A (unwelcome?) blast from the past

Here is another uncomfortable and disturbing excerpt about race relations in the post-war years from James Patterson’s wonderful book Grand Expectations: The United States 1945 – 1974, part of the famed Oxford History of the United States series:

By 1944 the protests of blacks—for Randolph and other leaders military desegregation was a top priority—had a modest effect on the armed services. The navy slowly moved toward integrated units. The army, at a loss for manpower during the Battle of the Bulge in December 1944, pressed blacks into combat, with positive results. But segregation persisted in the army, and racial tensions became intense.

“My God! My God!” army chief of staff General George Marshall exclaimed, “I don’t know what to do about this race question in the Army.” He added, “I tell you frankly, it is the worst thing we have to deal with. . . . We are getting a situation on our hands that may explode right in our faces.”

Though Marshall did nothing about the situation, he correctly assessed the more militant mood. A black Alabama corporal explained in 1945, “I spent four years in the Army to free a bunch of Dutchmen and Frenchmen, and I’m hanged if I’m going to let the Alabama version of the Germans kick me around when I get home. No sirreee-bob! I went into the Army a nigger; I’m comin’ out a man.”

Expectations such as these unavoidably sharpened racial conflict in the postwar South, where more than two-thirds of American Negroes still lived—mass migrations notwithstanding—in the late 1940s. There, little had changed since the late nineteenth century. Most southern blacks—at least 70 percent—lived in poverty in 1945.

Virtually everything remained segregated: schools, churches, parks, beaches, buses, trains, waiting rooms, restaurants, hotels, rest rooms, drinking fountains, and other public accommodations. All but a few white southerners believed theirs was the superior race, with a natural right to supremacy. Mississippi senator James Eastland, later to become an influential national spokesman for white racism, expressed this view without embarrassment in a wartime speech against the FEPC: “What the people of this country must realize is that the white race is a superior race, and the Negro race is an inferior race.”

Myrdal conceded that whites in the South “do not see the handwriting on the wall. They do not study the impending changes; they live again in the pathetic illusion that the matter is settled. They do not care to have any constructive policies to meet the trends.” Racist feelings promoted institutional discrimination and a virtual totality of white power. Deep South states in the early 1940s admitted almost no black lawyers, judges, or policemen.

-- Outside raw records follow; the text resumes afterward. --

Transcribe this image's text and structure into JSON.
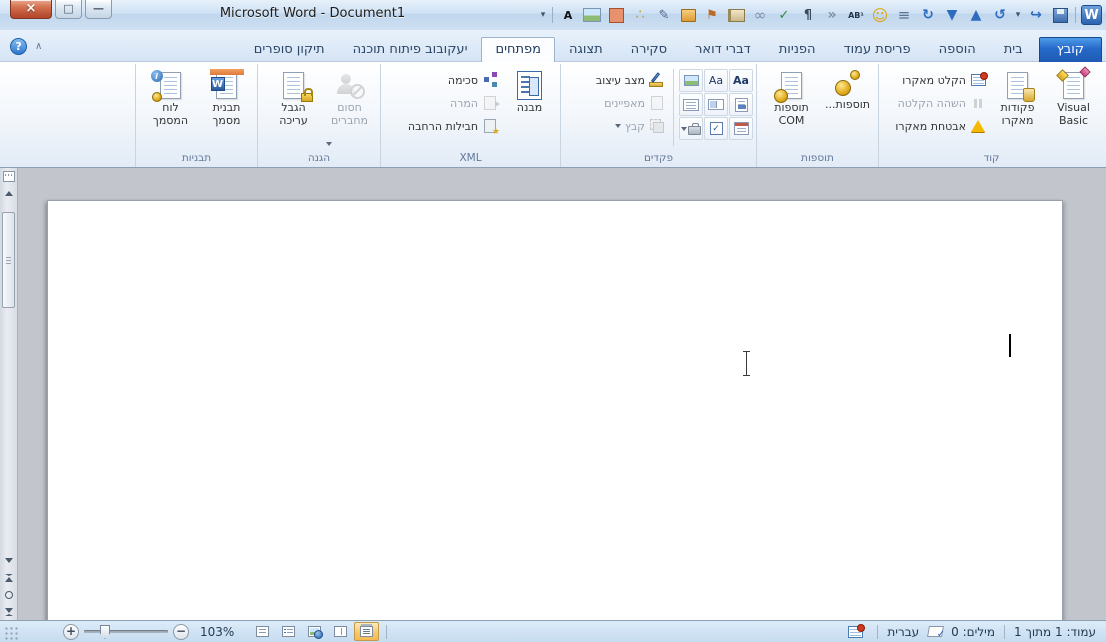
{
  "window": {
    "title": "Microsoft Word - Document1",
    "controls": {
      "close": "×",
      "maximize": "□",
      "minimize": "—"
    }
  },
  "glyphs": {
    "w": "W",
    "aa": "Aa",
    "check": "✓",
    "help": "?",
    "collapse": "∧",
    "plus": "+",
    "minus": "−",
    "i": "i",
    "star": "★"
  },
  "qat": {
    "icons": [
      {
        "name": "toolbar-options",
        "glyph": "▾"
      },
      {
        "name": "font-color",
        "glyph": "A"
      },
      {
        "name": "picture",
        "glyph": ""
      },
      {
        "name": "shape",
        "glyph": ""
      },
      {
        "name": "org-chart",
        "glyph": "∴"
      },
      {
        "name": "ink-signature",
        "glyph": "✎"
      },
      {
        "name": "package",
        "glyph": ""
      },
      {
        "name": "signpost",
        "glyph": "⚑"
      },
      {
        "name": "book",
        "glyph": ""
      },
      {
        "name": "rings",
        "glyph": "∞"
      },
      {
        "name": "hyperlink-check",
        "glyph": "✓"
      },
      {
        "name": "paragraph-marks",
        "glyph": "¶"
      },
      {
        "name": "autotext",
        "glyph": "»"
      },
      {
        "name": "footnote",
        "glyph": "AB¹"
      },
      {
        "name": "emoticon",
        "glyph": "☺"
      },
      {
        "name": "line-spacing",
        "glyph": "≡"
      },
      {
        "name": "sync",
        "glyph": "↻"
      },
      {
        "name": "move-down",
        "glyph": "▼"
      },
      {
        "name": "move-up",
        "glyph": "▲"
      },
      {
        "name": "undo",
        "glyph": "↺"
      },
      {
        "name": "undo-menu",
        "glyph": "▾"
      },
      {
        "name": "redo",
        "glyph": "↪"
      },
      {
        "name": "save",
        "glyph": ""
      }
    ]
  },
  "tabs": [
    {
      "label": "קובץ"
    },
    {
      "label": "בית"
    },
    {
      "label": "הוספה"
    },
    {
      "label": "פריסת עמוד"
    },
    {
      "label": "הפניות"
    },
    {
      "label": "דברי דואר"
    },
    {
      "label": "סקירה"
    },
    {
      "label": "תצוגה"
    },
    {
      "label": "מפתחים",
      "active": true
    },
    {
      "label": "יעקובוב פיתוח תוכנה"
    },
    {
      "label": "תיקון סופרים"
    }
  ],
  "ribbon": {
    "code": {
      "label": "קוד",
      "visual_basic": "Visual Basic",
      "macros": "פקודות מאקרו",
      "record_macro": "הקלט מאקרו",
      "pause_recording": "השהה הקלטה",
      "macro_security": "אבטחת מאקרו"
    },
    "addins": {
      "label": "תוספות",
      "addins": "תוספות...",
      "com_addins": "תוספות COM"
    },
    "controls": {
      "label": "פקדים",
      "design_mode": "מצב עיצוב",
      "properties": "מאפיינים",
      "group": "קבץ"
    },
    "xml": {
      "label": "XML",
      "structure": "מבנה",
      "schema": "סכימה",
      "transformation": "המרה",
      "expansion_packs": "חבילות הרחבה"
    },
    "protection": {
      "label": "הגנה",
      "block_authors": "חסום מחברים",
      "restrict_editing": "הגבל עריכה"
    },
    "templates": {
      "label": "תבניות",
      "document_template": "תבנית מסמך",
      "document_panel": "לוח המסמך"
    }
  },
  "statusbar": {
    "page_info": "עמוד: 1 מתוך 1",
    "words": "מילים: 0",
    "language": "עברית",
    "zoom": "103%"
  },
  "colors": {
    "file_tab_blue": "#2a72cd",
    "close_button_red": "#c75b40",
    "active_view_orange": "#f6c066",
    "ribbon_label_gray": "#62789a"
  }
}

Notwithstanding the Supreme Court decision against white primaries, Negroes in the lower South faced a range of ruses and outrages—poll taxes, impossibly designed “literacy” tests, violent intimidation—that deprived them of any voice in politics. The emblem of the Democratic party in Alabama (Republicans did not matter) was a lusty gamecock under a scroll that read WHITE SUPREMACY.

Resting very close to the surface of these white concerns, especially in the South, were complicated feelings about sex between the races. There was irony here, of course, for white men continued, as they had throughout American history, to demand sexual favors from economically and legally defenseless black women. Miscegenation was the great open secret of sexual life in the South. But state laws criminalized interracial sex as well as racially mixed marriages. (Until 1956 Hollywood’s Motion Picture Code forbade interracial marriage to be shown; no black man embraced a white woman on screen until 1957.)

And woe to black men in the South who seemed too friendly with white women. By 1945 whites less often retaliated against such behavior by lynching—there were nineteen reported lynchings of Negroes between 1940 and 1944, compared to seventy-seven between 1930 and 1934 and forty-two between 1935 and 1939—but all black American men knew that white violence was an ever-present possibility following any kind of “uppity” behavior, no matter how exaggerated by whites, especially if it was thought to threaten the supposed purity of southern white womanhood. Southern blacks who escaped violence, only to be brought to trial for such alleged offenses, faced all-white judges and juries and had virtually no possibility of justice.

Patterson, Grand Expectations, 24-25.